As a long-term investor, instead of using the current P/EBIT or P/S to justify Jones' valuation, I look more esoterically at the businesses I'm buying.

Jones Soda Co. consists of two brands, Jones Soda and Lemoncocco. Jennifer Cue has taken the Jones Soda brand to $39M in sales and $3M in earnings before, and I think it can reach that size again.

Lemoncocco is a startup filled with potential. In the long term, it may even be more valuable than the Jones Soda brand. Let's face it, the soda/candy niche Jones operates in is limited, and not growing. That doesn't mean Jones Soda won't be a great niche business producing several $M in cash flow, but it will never do $100M+ in sales. Soda is not the future of the beverage industry, but Lemoncocco may be.

The brand is hip, authentic, foreign, and most importantly innovative. Cue went Zero to One with Lemoncocco, and barely used any cash to do it. Lemoncocco as a beverage product category didn't exist until Jones Soda developed the canned version.

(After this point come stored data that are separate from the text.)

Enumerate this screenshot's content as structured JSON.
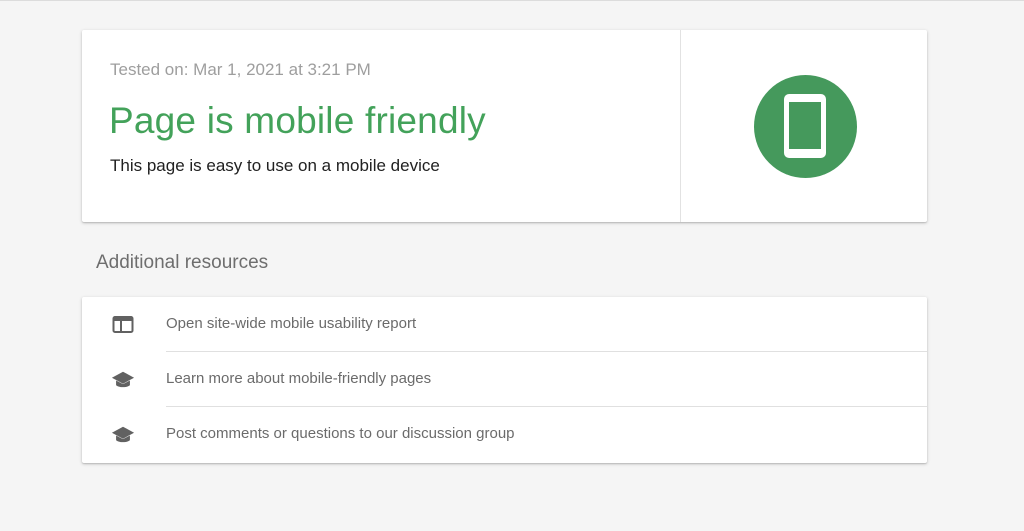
{
  "result": {
    "tested_on": "Tested on: Mar 1, 2021 at 3:21 PM",
    "title": "Page is mobile friendly",
    "subtitle": "This page is easy to use on a mobile device",
    "icon": "smartphone-icon"
  },
  "resources": {
    "heading": "Additional resources",
    "items": [
      {
        "label": "Open site-wide mobile usability report",
        "icon": "web-layout-icon"
      },
      {
        "label": "Learn more about mobile-friendly pages",
        "icon": "graduation-cap-icon"
      },
      {
        "label": "Post comments or questions to our discussion group",
        "icon": "graduation-cap-icon"
      }
    ]
  },
  "colors": {
    "success_green": "#43a25a",
    "badge_green": "#45995c",
    "icon_gray": "#616161"
  }
}
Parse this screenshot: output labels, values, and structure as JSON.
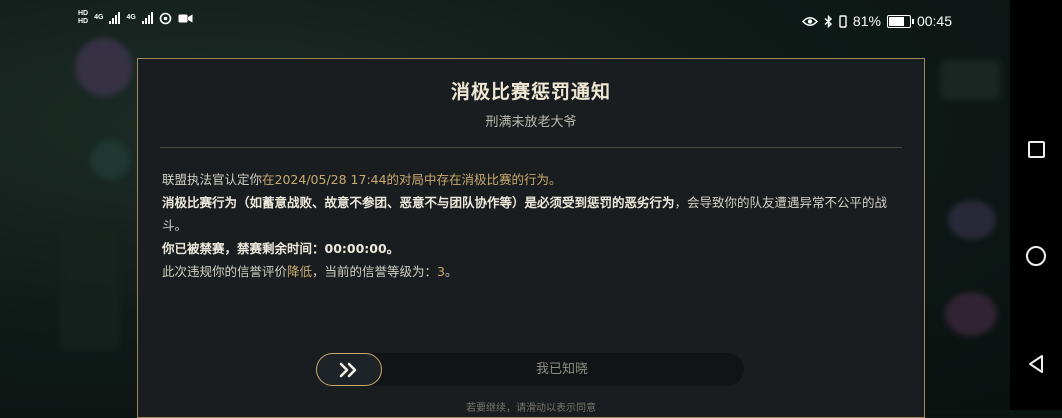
{
  "status_bar": {
    "hd1": "HD",
    "hd2": "HD",
    "net1": "4G",
    "net2": "4G",
    "battery_text": "81%",
    "battery_level": 0.81,
    "time": "00:45"
  },
  "dialog": {
    "title": "消极比赛惩罚通知",
    "subtitle": "刑满未放老大爷",
    "line1_prefix": "联盟执法官认定你",
    "line1_highlight": "在2024/05/28 17:44的对局中存在消极比赛的行为。",
    "line2_bold": "消极比赛行为（如蓄意战败、故意不参团、恶意不与团队协作等）是必须受到惩罚的恶劣行为",
    "line2_rest": "，会导致你的队友遭遇异常不公平的战斗。",
    "line3": "你已被禁赛，禁赛剩余时间：00:00:00。",
    "line4_prefix": "此次违规你的信誉评价",
    "line4_highlight": "降低",
    "line4_mid": "，当前的信誉等级为：",
    "line4_level": "3",
    "line4_end": "。",
    "slider_label": "我已知晓",
    "hint": "若要继续，请滑动以表示同意"
  },
  "colors": {
    "accent_gold": "#c8aa6e",
    "dialog_bg": "#191d1f"
  }
}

If we assume a weighted average of 750 stores carry Lemoncocco in 2016, and they sell 2 cans a day at $0.70 in net sales to Jones, that's $383K in revenue. These numbers are very small, but remember 2016 is the first full year that Lemoncocco has been available. To launch a completely new brand, get strategic nationwide distribution, and do it all with no noticeable increase in expenses, speaks volumes about Jones' management team.

Today, I would value Lemoncocco at $1-$2M, based on projected sales of $383K in 2016 and a 3-4X P/S multiple to accommodate for the brand's rapid growth. Going forward, sales have the potential to climb at 100%+ annually over the next 2-3 years (thanks to quickly growing distribution). Depending on how fast this ramp is, Lemoncocco could be a meaningful contributor to growth and earnings by 2018 (~$2M in 2018 revenue assuming 120% y/y growth in 2017 and 2018).


I'm long Jones Soda because I believe the management team and products are worth a lot more than $28M.

The new CEO Jennifer Cue has done an unbelievable job turning the company around since 2012. In just 4 years, Jones went from being on the cusp of bankruptcy to becoming a profitable growth company once again.

In the long term, I think the Jones brand and Lemoncocco have the potential to individually to reach more than $50M in sales and $5M in profits. Even if only one of these businesses reaches that level, buying Jones Soda stock at today's valuation will lead to outsized returns.

Disclosure: I am/we are long JSDA.

I wrote this article myself, and it expresses my own opinions. I am not receiving compensation for it (other than from Seeking Alpha). I have no business relationship with any company whose stock is mentioned in this article.